C’est cette question qui a donné le ton à la troisième session du Comité multipartite de suivi du développement de l’application Smart City, tenue au siège du Fonds Spécial d’Équipement et d’Intervention Intercommunale (FEICOM) à Mimboman, Yaoundé.
Présidée par le Directeur Général du FEICOM, la session a réuni les principales parties prenantes impliquées dans le développement et l’expérimentation de l’application, notamment les Maires et représentants des communes pilotes de Soa et Dschang, le Ministère de l’Habitat et du Développement Urbain (MINHDU), ainsi que les partenaires techniques et institutionnels.

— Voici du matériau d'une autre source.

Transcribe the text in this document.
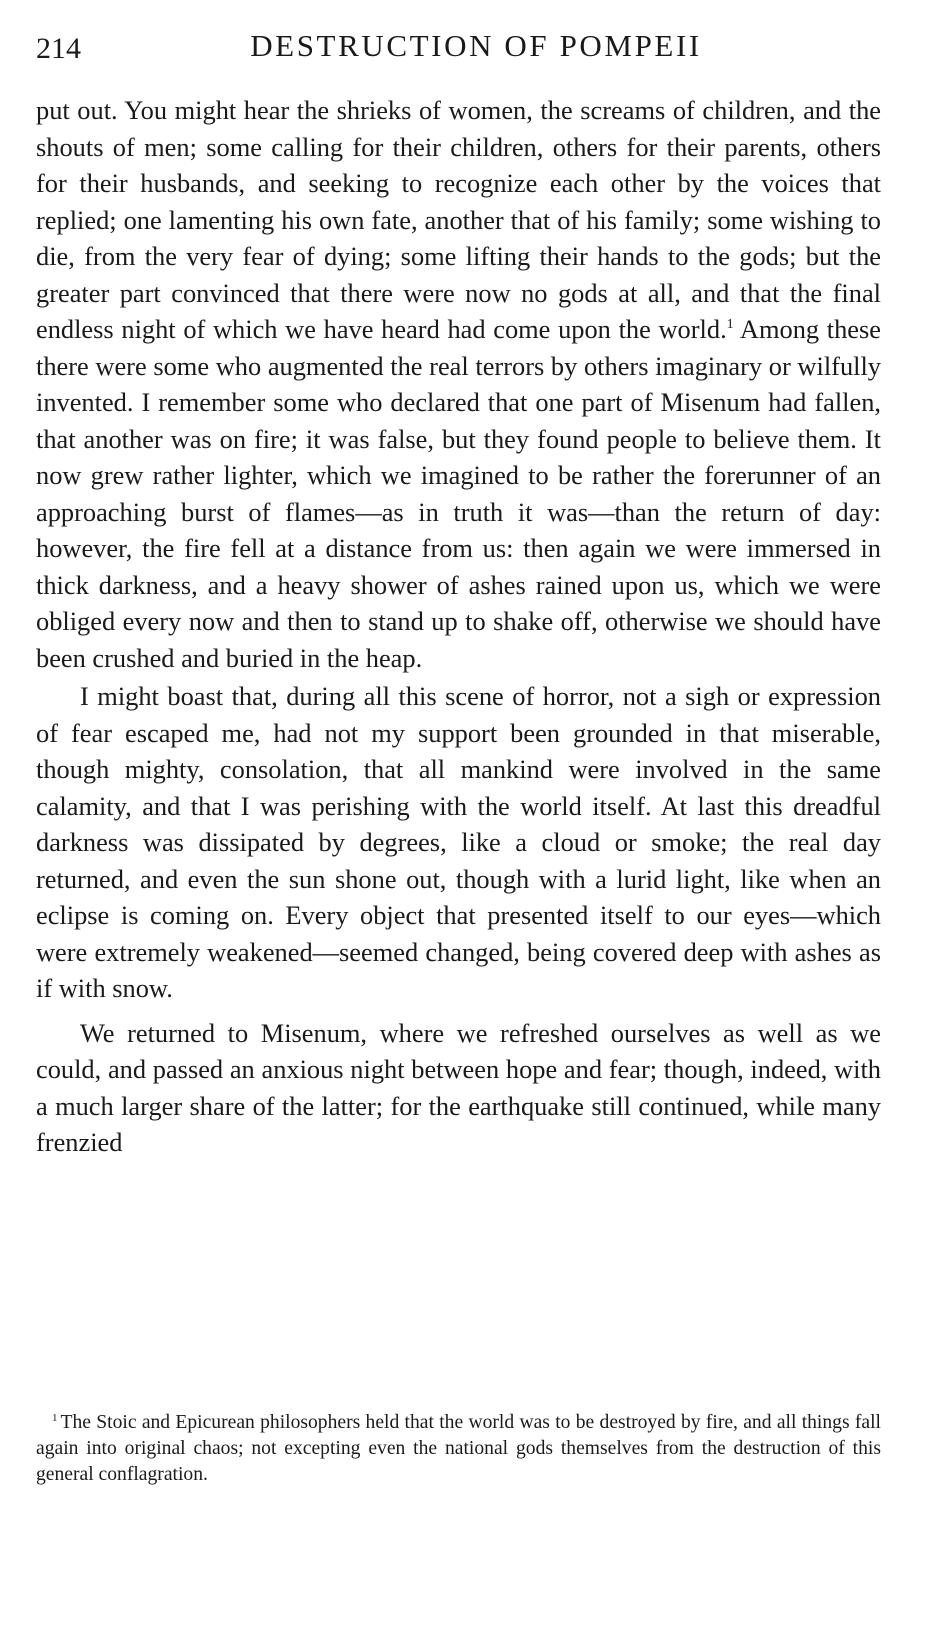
214	DESTRUCTION OF POMPEII

put out. You might hear the shrieks of women, the screams of children, and the shouts of men; some calling for their children, others for their parents, others for their husbands, and seeking to recognize each other by the voices that replied; one lamenting his own fate, another that of his family; some wishing to die, from the very fear of dying; some lifting their hands to the gods; but the greater part convinced that there were now no gods at all, and that the final endless night of which we have heard had come upon the world.$^1$ Among these there were some who augmented the real terrors by others imaginary or wilfully invented. I remember some who declared that one part of Misenum had fallen, that another was on fire; it was false, but they found people to believe them. It now grew rather lighter, which we imagined to be rather the forerunner of an approaching burst of flames—as in truth it was—than the return of day: however, the fire fell at a distance from us: then again we were immersed in thick darkness, and a heavy shower of ashes rained upon us, which we were obliged every now and then to stand up to shake off, otherwise we should have been crushed and buried in the heap.

I might boast that, during all this scene of horror, not a sigh or expression of fear escaped me, had not my support been grounded in that miserable, though mighty, consolation, that all mankind were involved in the same calamity, and that I was perishing with the world itself. At last this dreadful darkness was dissipated by degrees, like a cloud or smoke; the real day returned, and even the sun shone out, though with a lurid light, like when an eclipse is coming on. Every object that presented itself to our eyes—which were extremely weakened—seemed changed, being covered deep with ashes as if with snow.

We returned to Misenum, where we refreshed ourselves as well as we could, and passed an anxious night between hope and fear; though, indeed, with a much larger share of the latter; for the earthquake still continued, while many frenzied

$^1$ The Stoic and Epicurean philosophers held that the world was to be destroyed by fire, and all things fall again into original chaos; not excepting even the national gods themselves from the destruction of this general conflagration.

Le Conseil National de la Jeunesse du Cameroun (CNJC) était représenté par NDOH Ida Pih, qui a porté la perspective de la jeunesse dans les échanges consacrés à la transformation numérique, à la participation citoyenne, au développement urbain durable et à l’avenir de la gouvernance locale.
L’application Smart City est développée dans le cadre de la Plateforme Urbaine au Cameroun (PUC), avec le soutien de l’Union européenne et une mise en œuvre assurée par Expertise France, le FEICOM jouant un rôle institutionnel majeur.
Des tests aux solutions concrètes
La session a permis d’examiner les progrès réalisés dans le développement et l’expérimentation de l’application, d’évaluer la mise en œuvre des recommandations formulées lors des sessions précédentes et d’identifier les activités restantes ainsi que les mesures correctives nécessaires pour faire avancer le projet.
Le premier module, consacré à la gestion des déchets, a été finalisé et testé à Soa et Dschang.
La phase pilote revêt une importance particulière, car l’application est conçue pour évoluer à partir de son utilisation dans des conditions réelles. Les expériences de Dschang et de Soa permettront ainsi d’apporter de nouvelles améliorations, tout en donnant à chaque commune la possibilité d’adapter l’outil à ses propres réalités territoriales et administratives.
Adapter la technologie aux responsabilités municipales
L’une des principales questions techniques abordées concernait la cartographie territoriale et la répartition des responsabilités à l’échelle des quartiers.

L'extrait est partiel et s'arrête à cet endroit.